4x…? Even in older cards that’s more than a decade between cards.
A 4080 is only 2.5x as powerful as a 1080ti, those are 5 years apart.
It depends on what you need. I think usually you can get the best bang for buck by buying the now previous generation when the new one is released.
Is it compound or straight percentage?
Cuz if it’s just straight percentage then it’s $20 a year, whereas if it is compound then it’s a 2X multiplier every three and a half years roughly.
Once you need it, or, alternatively, once you have enough to live comfortably for the rest of your life. It’s exponential growth, you only get one chance, just gotta decide what your goal with the money actually is.
Yeah it’s always that: “I want to buy the new shiny thing! But it’s expensive, so I’ll wait for a while for its price to come down.” You wait for a while, the price comes down, you buy the new shiny thing and then comes out the newest shiny thing.
Yep. There will always be “just wait N months and there will be the bestest thing that beats the old bestest thing”. You are guaranteed to get buyers remorse when shopping for hardware. Just buy what best suits you or needs and budget at the time you decided is the best.time for you (or at the time your old component bites the dust) and then stop looking at any development on those components for at least a year. Just ignore any deals, new releases, whatever and be happy with the component you bought.
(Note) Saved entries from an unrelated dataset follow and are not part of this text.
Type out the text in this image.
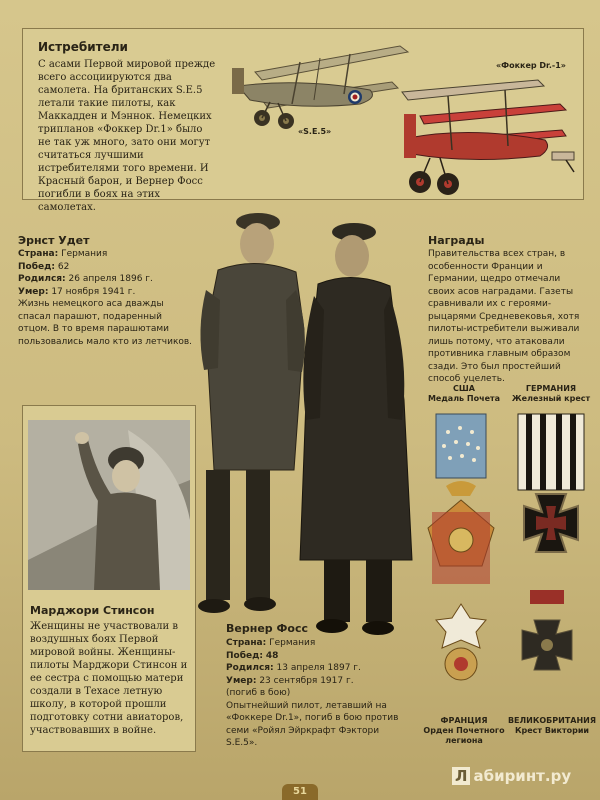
Истребители
С асами Первой мировой прежде всего ассоциируются два самолета. На британских S.E.5 летали такие пилоты, как Маккадден и Мэннок. Немецких трипланов «Фоккер Dr.1» было не так уж много, зато они могут считаться лучшими истребителями того времени. И Красный барон, и Вернер Фосс погибли в боях на этих самолетах.
«S.E.5»
«Фоккер Dr.-1»
Эрнст Удет
Страна: Германия
Побед: 62
Родился: 26 апреля 1896 г.
Умер: 17 ноября 1941 г.
Жизнь немецкого аса дважды спасал парашют, подаренный отцом. В то время парашютами пользовались мало кто из летчиков.
Награды
Правительства всех стран, в особенности Франции и Германии, щедро отмечали своих асов наградами. Газеты сравнивали их с героями-рыцарями Средневековья, хотя пилоты-истребители выживали лишь потому, что атаковали противника главным образом сзади. Это был простейший способ уцелеть.
США
Медаль Почета
ГЕРМАНИЯ
Железный крест
ФРАНЦИЯ
Орден Почетного легиона
ВЕЛИКОБРИТАНИЯ
Крест Виктории
Марджори Стинсон
Женщины не участвовали в воздушных боях Первой мировой войны. Женщины-пилоты Марджори Стинсон и ее сестра с помощью матери создали в Техасе летную школу, в которой прошли подготовку сотни авиаторов, участвовавших в войне.
Вернер Фосс
Страна: Германия
Побед: 48
Родился: 13 апреля 1897 г.
Умер: 23 сентября 1917 г.
(погиб в бою)
Опытнейший пилот, летавший на «Фоккере Dr.1», погиб в бою против семи «Ройял Эйркрафт Фэктори S.E.5».
Л абиринт.ру
51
I bought a 1080 for my last PC build, downloaded the driver installer and ran the setup. There were ads in the setup for the 2k series that had launched the day before. FML
choose the best available option
“The” point. Which is the best available option?
The simplest answer would be “price per fps”.
I’m so sick of Nvidia’s bullshit. My next system will be AMD just out of spite. That’s goes for processors as well
I went with an AM5 and an Intel Arc GPU. Quite satisfied, the GPU is doing great and didn’t cost an arm and a leg.
How is the stability in modern games? I know the drivers are way better now but more samples is always great.
The only thing giving me pause about ATI cards is their ray tracing is allegedly visibly worse. They say next gen will be much better, but we shall see. I love my current non ray tracing card, an rx590, but she’s getting a bit long in the tooth for some games.
Not since, oh before most of Lemmy was born. I’m old enough to remember when Nvidia were the anti-monopoly good guys fighting the evil Voodoo stranglehold on the industry. You either die a hero or you live long enough to see yourself become the villain.
I have to admit I still tend to call them that, too. Oldttimers I guess.
The first GPU I remember being excited to pop into my computer and run was a Matrox G400 Max. Damn I’m old.
i saw a 4080 on amazon for 1200, shits crazy
All three cards are rumored to come with the same memory configuration as their base models…
Sigh.
Major refresh means what nowadays? 7 instead of 4 percent gains compared to the previous generation?
The article speculates a 5% gain for the 4080 super but a 22% gain for the 4070 super which makes sense because the base 4070 was really disappointing compared to the 3070.